Deep Disagreement in Mathematics

TL;DR

This paper explores the concept of deep disagreements in mathematics, linking them to mathematical revolutions, and examines the potential for resolution through virtue-theoretic approaches, using Mochizuki's abc conjecture controversy as a case study.

Contribution

It introduces the idea that deep disagreements can occur in mathematics and connects this to revolutionary changes, proposing a virtue-theoretic framework for understanding their resolution.

Findings

Deep disagreements can exist in mathematics.

Mathematical revolutions are related to deep disagreements.

Virtue-theoretic approaches may help resolve such disagreements.

Abstract

Disagreements that resist rational resolution, often termed ``deep disagreements'', have been the focus of much work in epistemology and informal logic.

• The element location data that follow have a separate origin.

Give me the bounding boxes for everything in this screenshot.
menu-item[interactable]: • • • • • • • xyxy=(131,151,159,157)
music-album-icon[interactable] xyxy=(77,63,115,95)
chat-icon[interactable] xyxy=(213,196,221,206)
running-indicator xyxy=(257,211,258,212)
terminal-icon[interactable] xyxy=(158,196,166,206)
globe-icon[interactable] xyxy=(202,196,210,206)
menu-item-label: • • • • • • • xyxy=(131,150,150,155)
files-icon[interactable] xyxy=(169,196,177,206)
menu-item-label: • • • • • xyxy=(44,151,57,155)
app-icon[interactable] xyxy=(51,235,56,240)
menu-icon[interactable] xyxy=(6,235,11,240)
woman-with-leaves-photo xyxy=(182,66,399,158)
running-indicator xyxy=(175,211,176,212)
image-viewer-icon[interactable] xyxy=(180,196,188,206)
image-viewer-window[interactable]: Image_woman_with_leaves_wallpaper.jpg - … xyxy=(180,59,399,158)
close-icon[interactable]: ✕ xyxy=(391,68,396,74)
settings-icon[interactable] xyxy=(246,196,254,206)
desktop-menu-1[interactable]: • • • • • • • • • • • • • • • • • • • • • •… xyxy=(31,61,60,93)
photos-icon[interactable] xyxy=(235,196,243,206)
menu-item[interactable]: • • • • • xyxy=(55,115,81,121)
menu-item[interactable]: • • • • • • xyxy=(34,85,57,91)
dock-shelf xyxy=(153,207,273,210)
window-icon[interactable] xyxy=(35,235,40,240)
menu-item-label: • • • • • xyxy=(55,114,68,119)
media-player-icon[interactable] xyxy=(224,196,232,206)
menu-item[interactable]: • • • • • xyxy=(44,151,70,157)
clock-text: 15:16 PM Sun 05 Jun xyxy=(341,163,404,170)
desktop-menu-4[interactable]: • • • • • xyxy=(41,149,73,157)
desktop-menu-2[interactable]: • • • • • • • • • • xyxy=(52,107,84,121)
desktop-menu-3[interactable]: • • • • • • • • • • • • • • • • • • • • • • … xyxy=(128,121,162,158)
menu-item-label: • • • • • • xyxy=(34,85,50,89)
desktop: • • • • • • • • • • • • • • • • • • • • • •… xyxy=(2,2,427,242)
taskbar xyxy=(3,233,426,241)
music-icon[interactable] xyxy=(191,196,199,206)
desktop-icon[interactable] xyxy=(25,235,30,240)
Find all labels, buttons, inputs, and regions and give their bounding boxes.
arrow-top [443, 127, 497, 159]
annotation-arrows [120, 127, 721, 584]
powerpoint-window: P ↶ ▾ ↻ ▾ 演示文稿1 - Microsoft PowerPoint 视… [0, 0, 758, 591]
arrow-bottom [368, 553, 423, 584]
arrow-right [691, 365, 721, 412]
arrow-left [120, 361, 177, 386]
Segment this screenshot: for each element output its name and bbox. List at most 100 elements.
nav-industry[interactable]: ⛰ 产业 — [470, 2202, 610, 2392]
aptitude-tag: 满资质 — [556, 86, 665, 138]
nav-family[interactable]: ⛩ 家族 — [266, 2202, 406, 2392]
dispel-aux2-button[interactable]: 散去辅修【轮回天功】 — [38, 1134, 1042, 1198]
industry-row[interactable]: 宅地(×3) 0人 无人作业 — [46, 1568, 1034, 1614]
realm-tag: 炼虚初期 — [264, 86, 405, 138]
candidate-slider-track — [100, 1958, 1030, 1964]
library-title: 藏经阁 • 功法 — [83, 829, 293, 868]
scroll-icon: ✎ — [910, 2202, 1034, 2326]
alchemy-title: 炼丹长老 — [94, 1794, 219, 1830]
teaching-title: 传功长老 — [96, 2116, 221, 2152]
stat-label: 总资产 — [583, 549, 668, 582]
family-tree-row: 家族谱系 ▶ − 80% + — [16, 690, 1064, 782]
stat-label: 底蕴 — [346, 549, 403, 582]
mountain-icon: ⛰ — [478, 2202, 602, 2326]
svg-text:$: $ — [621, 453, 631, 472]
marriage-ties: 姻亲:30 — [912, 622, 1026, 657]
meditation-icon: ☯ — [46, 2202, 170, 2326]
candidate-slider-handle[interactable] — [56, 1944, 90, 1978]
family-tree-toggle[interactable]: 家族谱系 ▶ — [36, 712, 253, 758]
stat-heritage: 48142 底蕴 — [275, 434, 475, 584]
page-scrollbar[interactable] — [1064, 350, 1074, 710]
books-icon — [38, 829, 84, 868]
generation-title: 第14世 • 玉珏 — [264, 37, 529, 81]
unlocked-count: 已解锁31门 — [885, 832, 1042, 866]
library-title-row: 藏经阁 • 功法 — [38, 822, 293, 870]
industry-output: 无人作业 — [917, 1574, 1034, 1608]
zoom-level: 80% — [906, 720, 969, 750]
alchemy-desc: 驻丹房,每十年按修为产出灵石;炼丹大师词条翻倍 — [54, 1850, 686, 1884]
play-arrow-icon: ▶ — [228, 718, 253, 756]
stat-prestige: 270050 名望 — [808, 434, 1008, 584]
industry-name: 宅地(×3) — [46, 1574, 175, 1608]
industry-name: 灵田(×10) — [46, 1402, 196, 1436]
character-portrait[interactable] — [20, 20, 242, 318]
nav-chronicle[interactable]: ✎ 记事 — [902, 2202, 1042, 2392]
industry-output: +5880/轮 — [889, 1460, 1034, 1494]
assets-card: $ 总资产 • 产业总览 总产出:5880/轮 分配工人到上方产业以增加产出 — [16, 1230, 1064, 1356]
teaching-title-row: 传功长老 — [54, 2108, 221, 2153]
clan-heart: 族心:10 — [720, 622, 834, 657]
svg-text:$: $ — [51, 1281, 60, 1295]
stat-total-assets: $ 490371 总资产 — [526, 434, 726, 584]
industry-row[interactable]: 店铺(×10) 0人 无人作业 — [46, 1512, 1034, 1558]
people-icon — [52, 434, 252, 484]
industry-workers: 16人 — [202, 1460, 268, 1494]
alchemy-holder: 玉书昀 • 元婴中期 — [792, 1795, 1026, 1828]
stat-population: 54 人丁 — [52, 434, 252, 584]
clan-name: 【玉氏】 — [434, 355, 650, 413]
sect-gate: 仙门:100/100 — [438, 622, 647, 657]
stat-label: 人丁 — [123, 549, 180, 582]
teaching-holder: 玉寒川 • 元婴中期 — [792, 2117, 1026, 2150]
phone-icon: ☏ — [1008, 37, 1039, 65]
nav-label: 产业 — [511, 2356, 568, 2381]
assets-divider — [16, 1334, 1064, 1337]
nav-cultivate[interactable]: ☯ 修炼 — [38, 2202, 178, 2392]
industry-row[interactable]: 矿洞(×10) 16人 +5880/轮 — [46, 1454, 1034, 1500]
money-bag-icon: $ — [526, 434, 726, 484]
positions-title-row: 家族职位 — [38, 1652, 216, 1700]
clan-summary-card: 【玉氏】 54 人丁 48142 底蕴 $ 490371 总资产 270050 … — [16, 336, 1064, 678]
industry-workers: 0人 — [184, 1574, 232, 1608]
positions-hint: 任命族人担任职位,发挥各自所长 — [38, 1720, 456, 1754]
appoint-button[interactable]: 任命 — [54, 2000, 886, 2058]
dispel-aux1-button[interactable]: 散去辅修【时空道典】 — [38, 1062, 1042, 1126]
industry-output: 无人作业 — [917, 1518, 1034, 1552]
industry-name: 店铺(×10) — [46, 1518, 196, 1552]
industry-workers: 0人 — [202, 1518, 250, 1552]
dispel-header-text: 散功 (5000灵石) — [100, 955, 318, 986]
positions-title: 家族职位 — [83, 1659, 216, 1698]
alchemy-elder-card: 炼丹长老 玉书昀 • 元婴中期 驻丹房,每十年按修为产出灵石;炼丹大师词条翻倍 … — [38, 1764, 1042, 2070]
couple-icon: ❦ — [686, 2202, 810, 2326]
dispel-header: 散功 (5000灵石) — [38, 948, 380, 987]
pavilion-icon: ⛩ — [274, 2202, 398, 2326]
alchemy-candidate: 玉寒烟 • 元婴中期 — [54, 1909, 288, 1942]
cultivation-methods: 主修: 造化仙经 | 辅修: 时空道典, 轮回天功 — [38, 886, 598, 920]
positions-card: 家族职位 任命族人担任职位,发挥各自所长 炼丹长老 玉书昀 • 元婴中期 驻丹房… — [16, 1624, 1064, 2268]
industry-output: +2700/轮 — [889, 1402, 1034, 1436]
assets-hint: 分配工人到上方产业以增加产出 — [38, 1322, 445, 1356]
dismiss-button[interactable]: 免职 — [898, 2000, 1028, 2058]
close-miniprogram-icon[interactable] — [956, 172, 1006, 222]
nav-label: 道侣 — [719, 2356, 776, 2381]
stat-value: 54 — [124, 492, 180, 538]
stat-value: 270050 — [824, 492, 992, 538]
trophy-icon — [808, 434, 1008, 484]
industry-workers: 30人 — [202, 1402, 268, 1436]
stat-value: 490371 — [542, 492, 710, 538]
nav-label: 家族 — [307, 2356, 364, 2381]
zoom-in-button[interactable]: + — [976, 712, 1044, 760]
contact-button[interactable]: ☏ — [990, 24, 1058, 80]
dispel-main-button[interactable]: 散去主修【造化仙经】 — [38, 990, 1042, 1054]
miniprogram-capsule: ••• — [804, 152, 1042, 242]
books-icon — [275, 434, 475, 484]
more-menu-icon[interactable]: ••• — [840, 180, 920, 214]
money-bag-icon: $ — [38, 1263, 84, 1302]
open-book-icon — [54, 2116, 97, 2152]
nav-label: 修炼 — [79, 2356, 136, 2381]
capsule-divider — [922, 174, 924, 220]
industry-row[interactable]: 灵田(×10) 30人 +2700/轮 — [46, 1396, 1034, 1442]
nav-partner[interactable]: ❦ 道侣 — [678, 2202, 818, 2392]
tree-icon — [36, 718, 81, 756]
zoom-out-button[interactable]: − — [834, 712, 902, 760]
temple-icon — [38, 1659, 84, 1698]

In this paper, I argue that they also deserve the attention of philosophers of mathematics. I link the question of whether there can be deep disagreements in mathematics to a more familiar debate over whether there can be revolutions in mathematics. I propose an affirmative answer to both questions, using the controversy over Shinichi Mochizuki's work on the abc conjecture as a potential example of both phenomena. I conclude by investigating the prospects for the resolution of mathematical deep disagreements in virtue-theoretic approaches to informal logic and mathematical practice.